Almost five thousand years ago, a Chinese emperor named Shennong found a better way to wake up. He realized that if you dunk tea leaves in hot water, the resulting brew proved to be a great way to start the day. The practice spread throughout China, and it wasn’t long before the world found out. Soon tea was being traded regionally, with bricks of tea being used as a form of currency. Over time, China became almost synonymous with tea, and went on to become the world’s preeminent tea grower. Today China produces almost a million metric tons per year.

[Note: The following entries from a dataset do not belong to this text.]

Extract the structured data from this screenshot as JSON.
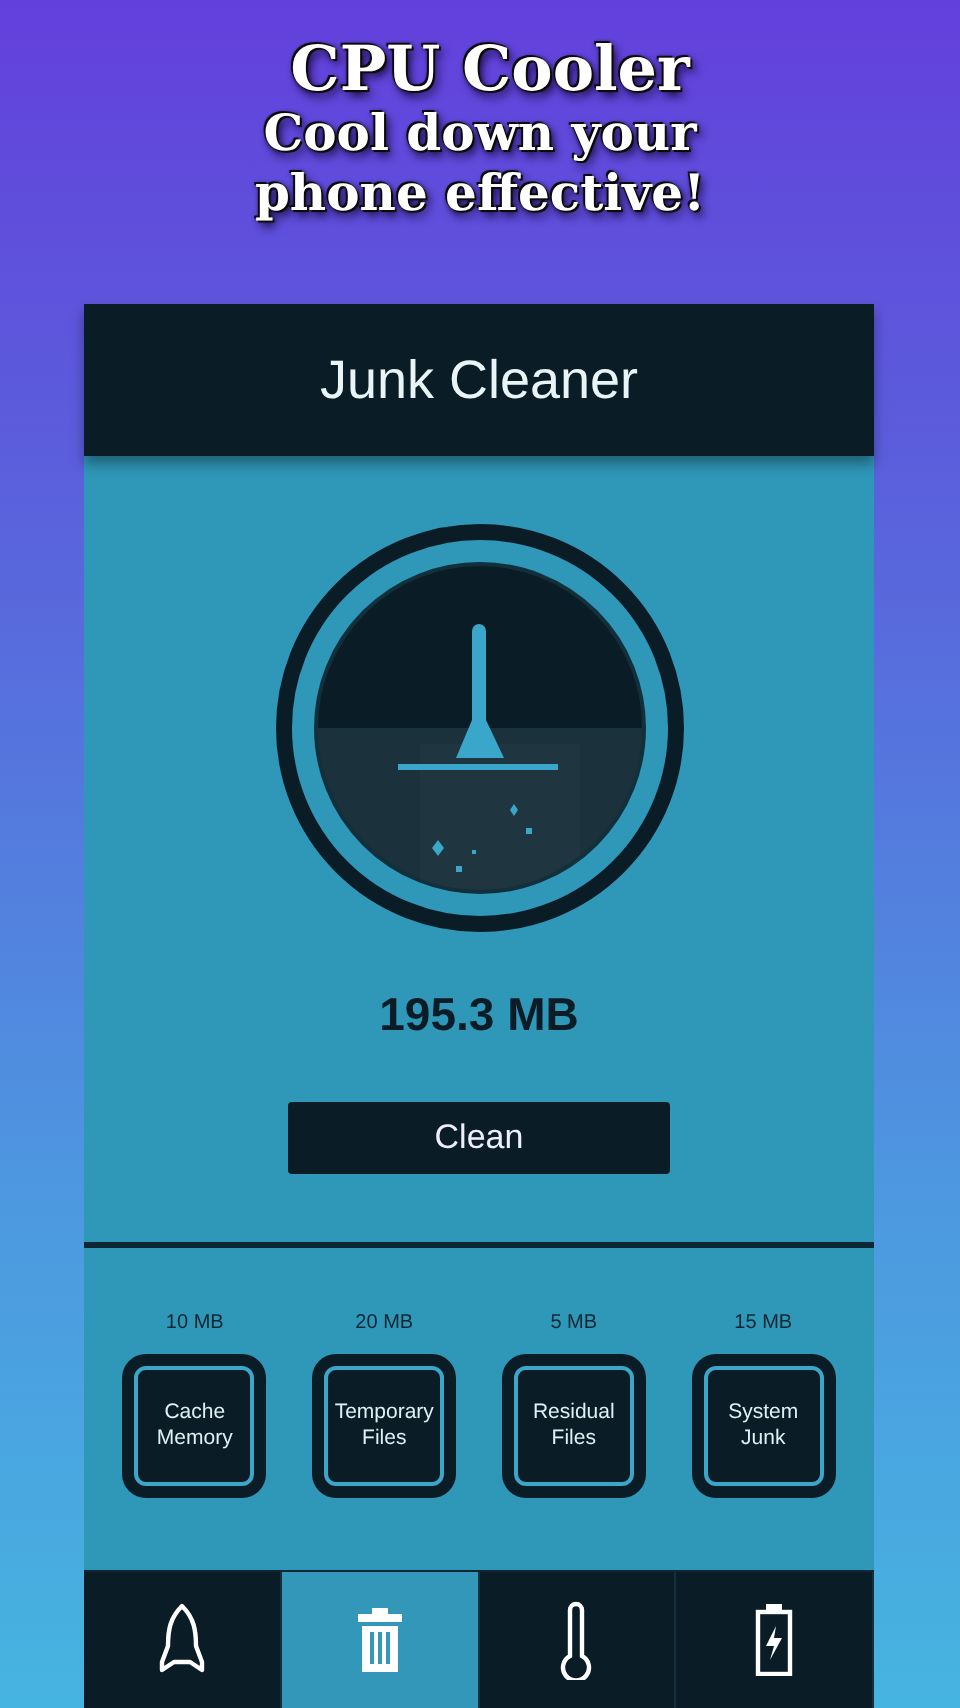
{
  "promo": {
    "title": "CPU Cooler",
    "subtitle_lines": [
      "Cool down your",
      "phone effective!"
    ]
  },
  "app_bar": {
    "title": "Junk Cleaner"
  },
  "cleaner": {
    "amount": "195.3 MB",
    "button": "Clean"
  },
  "categories": [
    {
      "size": "10 MB",
      "label": "Cache Memory"
    },
    {
      "size": "20 MB",
      "label": "Temporary Files"
    },
    {
      "size": "5 MB",
      "label": "Residual Files"
    },
    {
      "size": "15 MB",
      "label": "System Junk"
    }
  ],
  "nav_tabs": [
    {
      "kind": "rocket",
      "selected": false
    },
    {
      "kind": "trash",
      "selected": true
    },
    {
      "kind": "thermometer",
      "selected": false
    },
    {
      "kind": "battery",
      "selected": false
    }
  ]
}
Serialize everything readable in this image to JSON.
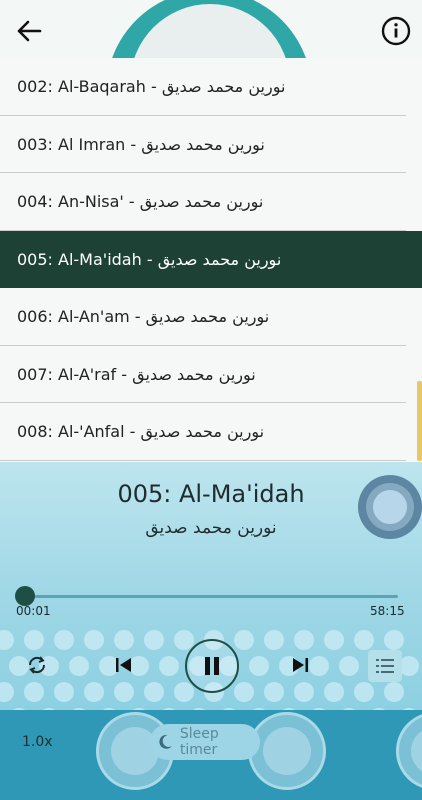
{
  "header": {
    "back_icon": "arrow-left-icon",
    "info_icon": "info-circle-icon"
  },
  "surahs": [
    {
      "label": "002: Al-Baqarah - نورين محمد صديق"
    },
    {
      "label": "003: Al Imran - نورين محمد صديق"
    },
    {
      "label": "004: An-Nisa' - نورين محمد صديق"
    },
    {
      "label": "005: Al-Ma'idah - نورين محمد صديق",
      "active": true
    },
    {
      "label": "006: Al-An'am - نورين محمد صديق"
    },
    {
      "label": "007: Al-A'raf - نورين محمد صديق"
    },
    {
      "label": "008: Al-'Anfal - نورين محمد صديق"
    }
  ],
  "player": {
    "title": "005: Al-Ma'idah",
    "artist": "نورين محمد صديق",
    "current_time": "00:01",
    "total_time": "58:15",
    "progress": 0.0,
    "speed": "1.0x",
    "sleep_label": "Sleep timer"
  },
  "colors": {
    "active_row": "#1e4136",
    "accent": "#1e4f44",
    "player_bg": "#9fd7e6"
  }
}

Next came coffee, heathen punk. It was discovered in Ethiopia in 600 AD, just as Islam was spreading throughout the Middle East. The plants didn’t grow well in Europe, so of course the Christians demonized coffee, and continued to do so for a thousand years. But, as soon as the Spaniards realized they could grow coffee themselves in the New World, they had a change of heart. Around 1600, Pope Clement VIII blessed the stuff. Suddenly, coffee was hot. It soon overtook tea as the western world’s jolt of choice. Today, Brazil holds the title of “The Caffeineator” thanks to its yearly output of six billion beans worth of beans.
But we were still yawning. So in 1962, a Thai businessman developed a drink called “Krating Daeng,” which was co-opted in 1984 by an Austrian named Dietrich Mateschitz, who translated the name into “Red Bull.” Loaded with taurine – an amino acid found in ox bile – as well as buckets of sugar, a week’s worth of B vitamins, carbohydrates and caffeine, Red Bull is a real eye opener. Even the packaging is hyperbolic, claiming that Red Bull “improves performance, increases concentration and reaction speed, increases endurance and stimulates metabolism.” This must be true, because millions of adolescents are slurping the stuff by the gallon. Red Bull sales will easily top $7B this year.
Now it seems that the only people still sleeping are the US Food and Drug Administration. Outside America, selling bovine stomach acid to minors seems suspicious. Red Bull is being investigated by the Swedish National Food Administration after being linked to the death of three consumers. Red Bull marketing is restricted in Denmark, Norway, France and Iceland. The Brits won’t sell it anyone under 16, and the Finns will sell you only one can per day. But here in the U.S., you can sell and drink all you want, with no age restrictions.
We were intrigued. We were tired. We swigged a can an hour ago.
Would we have another? Not for all the tea in China.